Parked on the curb outside the lighted windows of a twenty-four hour Starbuck's, Sergeant Leonard Meyers and his partner, Officer Craig Martin, sat nursing warm cardboard cups of black coffee. They watched the street silently through steamed windows, enjoying the night.
That was until the screams.
Lenny knew it wasn't unusual for someone to be screaming their head off for no apparent reason, especially on a Friday night, but in the short time he'd been working with Officer Martin, he knew the man took no chances.
He really did live up to his reputation—both a hardass and a perfectionist to a fault. Most of the time, it just sent them running circles halfway across the city to investigate the tiniest things. But every so often, Martin's predator-like obsession paid off.

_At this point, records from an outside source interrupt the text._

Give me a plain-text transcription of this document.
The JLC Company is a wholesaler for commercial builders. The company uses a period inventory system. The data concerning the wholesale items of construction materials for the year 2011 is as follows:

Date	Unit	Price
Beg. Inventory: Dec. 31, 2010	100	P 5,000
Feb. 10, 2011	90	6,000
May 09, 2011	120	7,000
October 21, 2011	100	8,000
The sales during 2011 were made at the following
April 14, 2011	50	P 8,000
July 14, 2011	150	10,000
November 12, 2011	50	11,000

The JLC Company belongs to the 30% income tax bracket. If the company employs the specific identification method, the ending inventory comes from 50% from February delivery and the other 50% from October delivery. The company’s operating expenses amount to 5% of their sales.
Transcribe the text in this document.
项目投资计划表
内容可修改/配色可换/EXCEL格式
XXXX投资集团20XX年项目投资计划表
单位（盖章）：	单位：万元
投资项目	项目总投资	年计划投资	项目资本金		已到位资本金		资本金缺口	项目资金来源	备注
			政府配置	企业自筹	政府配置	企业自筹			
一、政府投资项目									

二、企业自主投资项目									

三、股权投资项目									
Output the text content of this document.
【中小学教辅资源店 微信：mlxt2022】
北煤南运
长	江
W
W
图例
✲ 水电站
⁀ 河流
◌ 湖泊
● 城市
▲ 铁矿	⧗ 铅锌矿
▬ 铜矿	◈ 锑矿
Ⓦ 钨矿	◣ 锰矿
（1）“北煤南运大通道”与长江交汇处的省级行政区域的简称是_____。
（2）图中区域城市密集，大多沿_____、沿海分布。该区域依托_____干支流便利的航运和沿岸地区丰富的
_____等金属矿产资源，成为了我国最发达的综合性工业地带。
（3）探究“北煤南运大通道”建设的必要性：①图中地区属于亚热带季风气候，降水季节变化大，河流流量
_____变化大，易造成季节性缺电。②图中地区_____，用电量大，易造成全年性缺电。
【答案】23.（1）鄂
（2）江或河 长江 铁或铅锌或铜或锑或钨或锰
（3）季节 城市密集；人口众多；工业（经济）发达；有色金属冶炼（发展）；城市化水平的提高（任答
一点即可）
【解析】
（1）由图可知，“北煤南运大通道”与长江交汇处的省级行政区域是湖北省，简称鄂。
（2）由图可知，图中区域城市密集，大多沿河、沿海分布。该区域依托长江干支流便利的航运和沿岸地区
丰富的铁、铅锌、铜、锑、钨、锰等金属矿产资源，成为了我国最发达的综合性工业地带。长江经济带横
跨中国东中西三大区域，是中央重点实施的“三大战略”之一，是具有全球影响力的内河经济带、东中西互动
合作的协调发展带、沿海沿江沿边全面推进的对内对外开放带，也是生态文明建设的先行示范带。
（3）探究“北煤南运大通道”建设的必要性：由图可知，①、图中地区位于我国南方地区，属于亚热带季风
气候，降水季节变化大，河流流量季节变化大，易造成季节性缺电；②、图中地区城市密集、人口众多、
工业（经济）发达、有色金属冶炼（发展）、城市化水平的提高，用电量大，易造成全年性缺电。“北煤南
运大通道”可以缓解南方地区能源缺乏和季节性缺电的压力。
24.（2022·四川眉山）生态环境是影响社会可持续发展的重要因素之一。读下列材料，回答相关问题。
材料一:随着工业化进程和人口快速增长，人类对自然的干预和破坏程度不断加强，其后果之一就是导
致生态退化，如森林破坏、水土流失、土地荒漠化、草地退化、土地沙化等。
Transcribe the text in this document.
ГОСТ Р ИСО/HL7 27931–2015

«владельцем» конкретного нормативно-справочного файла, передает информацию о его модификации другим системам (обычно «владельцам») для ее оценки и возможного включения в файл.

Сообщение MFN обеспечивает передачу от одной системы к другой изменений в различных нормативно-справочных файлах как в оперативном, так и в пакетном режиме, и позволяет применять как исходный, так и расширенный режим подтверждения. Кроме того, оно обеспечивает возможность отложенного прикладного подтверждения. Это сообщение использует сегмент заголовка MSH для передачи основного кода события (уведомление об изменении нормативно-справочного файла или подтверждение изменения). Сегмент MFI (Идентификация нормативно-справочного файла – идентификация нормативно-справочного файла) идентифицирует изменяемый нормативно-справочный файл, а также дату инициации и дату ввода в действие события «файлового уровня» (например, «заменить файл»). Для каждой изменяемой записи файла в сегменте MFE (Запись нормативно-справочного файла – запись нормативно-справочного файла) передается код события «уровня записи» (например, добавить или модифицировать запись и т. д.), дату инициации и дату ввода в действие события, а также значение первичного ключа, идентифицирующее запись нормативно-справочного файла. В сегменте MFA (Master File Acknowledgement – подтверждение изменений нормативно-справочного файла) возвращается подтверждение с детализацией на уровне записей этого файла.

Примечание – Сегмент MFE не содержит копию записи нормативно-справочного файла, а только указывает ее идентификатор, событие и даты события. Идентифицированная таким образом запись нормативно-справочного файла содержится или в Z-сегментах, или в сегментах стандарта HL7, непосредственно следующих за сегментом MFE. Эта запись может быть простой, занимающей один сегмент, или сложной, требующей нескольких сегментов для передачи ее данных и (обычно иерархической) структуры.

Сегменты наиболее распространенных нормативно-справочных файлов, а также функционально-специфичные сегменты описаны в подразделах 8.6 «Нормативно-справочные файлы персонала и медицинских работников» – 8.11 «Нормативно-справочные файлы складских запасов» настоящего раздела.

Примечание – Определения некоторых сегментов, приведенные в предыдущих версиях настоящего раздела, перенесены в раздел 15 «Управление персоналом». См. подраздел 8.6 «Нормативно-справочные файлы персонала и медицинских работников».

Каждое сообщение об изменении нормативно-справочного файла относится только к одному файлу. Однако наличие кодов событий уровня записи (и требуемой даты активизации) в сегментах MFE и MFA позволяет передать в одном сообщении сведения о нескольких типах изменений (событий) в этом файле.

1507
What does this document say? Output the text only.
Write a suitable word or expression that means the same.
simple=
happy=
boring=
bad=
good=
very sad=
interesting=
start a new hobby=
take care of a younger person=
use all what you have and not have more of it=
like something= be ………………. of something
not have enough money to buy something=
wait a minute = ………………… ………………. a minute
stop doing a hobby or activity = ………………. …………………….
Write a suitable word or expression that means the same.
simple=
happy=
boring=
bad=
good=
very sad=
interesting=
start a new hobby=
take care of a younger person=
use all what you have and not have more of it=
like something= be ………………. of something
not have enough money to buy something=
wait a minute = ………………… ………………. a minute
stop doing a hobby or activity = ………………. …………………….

This was one of those nights.
As the squad car pulled up behind the huddle of people on the sidewalk, the siren lights lit up the building sides. The flash of a camera erupted from the crowed to meet them. Quickly, the two men scrambled out of the car.
Martin was the first to push through the crowd. "All right, all right. Everyone get back!"
"Sweet mother of God…"
Lenny struggled through the mass of bodies to the center of the commotion. When he finally got a glance, he couldn't believe his eyes.
Someone… something had jumped. It lay practically embedded in the concrete sidewalk, now nothing but a twisted, gory mess of blood, organs, and body parts steaming in the frigid air.
Whatever it was, it definitely wasn't human.
"Lenny, get up on that roof," Martin ordered, pushing the crowd away from the body.
Lenny hadn't noticed he'd been standing there with his mouth open. He quickly glanced up to the building's rooftop, towering a good ten stories above them, and felt like his stomach had been pumped full of ice water.
"Not without backup," he replied.
Martin nodded and started clearing the crowd away as Lenny called it in.
In an instant, the once-quiet street was filled with light and noise. The news crews swarmed in like vultures and the body was literally scraped off the sidewalk in bloody chunks like a fresh wad of gum.
As the body was bagged and carted to the ambulance on a gurney, Lenny knew it was going to be one hell of a long night.
Detective Howard Davis had been awake for forty-eight hours straight just trying to make sense of the situation. Though thirty years on the force meant he was no newbie, he'd never seen anything quite like this.
Sighing, he leaned forward heavily on the piles of paperwork littering his desk, rubbing at his temples.
At least for now the body was bagged and in the morgue. The guys down in forensics were having a hay day, too—having their fun taking samples and making their crazy theories about whatever that thing was.
That thing. He just couldn't get it out of his head. Sure, he'd seen his fair share of blood and guts, and he'd learned enough to be unfazed by it, but that thing had utterly terrified him.
He had a family to worry about; a wife and a little girl, and they didn't live too far from where they found it, either. It was sickening to think that creatures, monsters carrying swords like some kind of horror movie ninja serial murderer could be lurking around anywhere in the city.
Down in the morgue, Lansing had said it came from the sewers. It'd been running around right under their feet all along, doing god knows what.
Davis knew that whatever that thing was, if it carried weapons like that, it couldn't be friendly. And if there was one, there's probably more lurking right under their noses, waiting for the right opportunity. The people were in danger, his family was in danger, and it was his duty to protect them.
He'd gotten off the phone with the FBI just minutes ago, granting him a full-scale government investigation. A SWAT team was arriving tomorrow to search the sewers, and a pair of agents were scheduled to arrive on the hour to remove what was left of the body.
Then, he called his wife, told his daughter he loved her, and promised he'd be home for dinner. Selina was making mac n' cheese.
And in that small moment, Davis was reminded of just how much he had to protect, and everything he had to lose.
He'd keep them safe, no matter what it takes.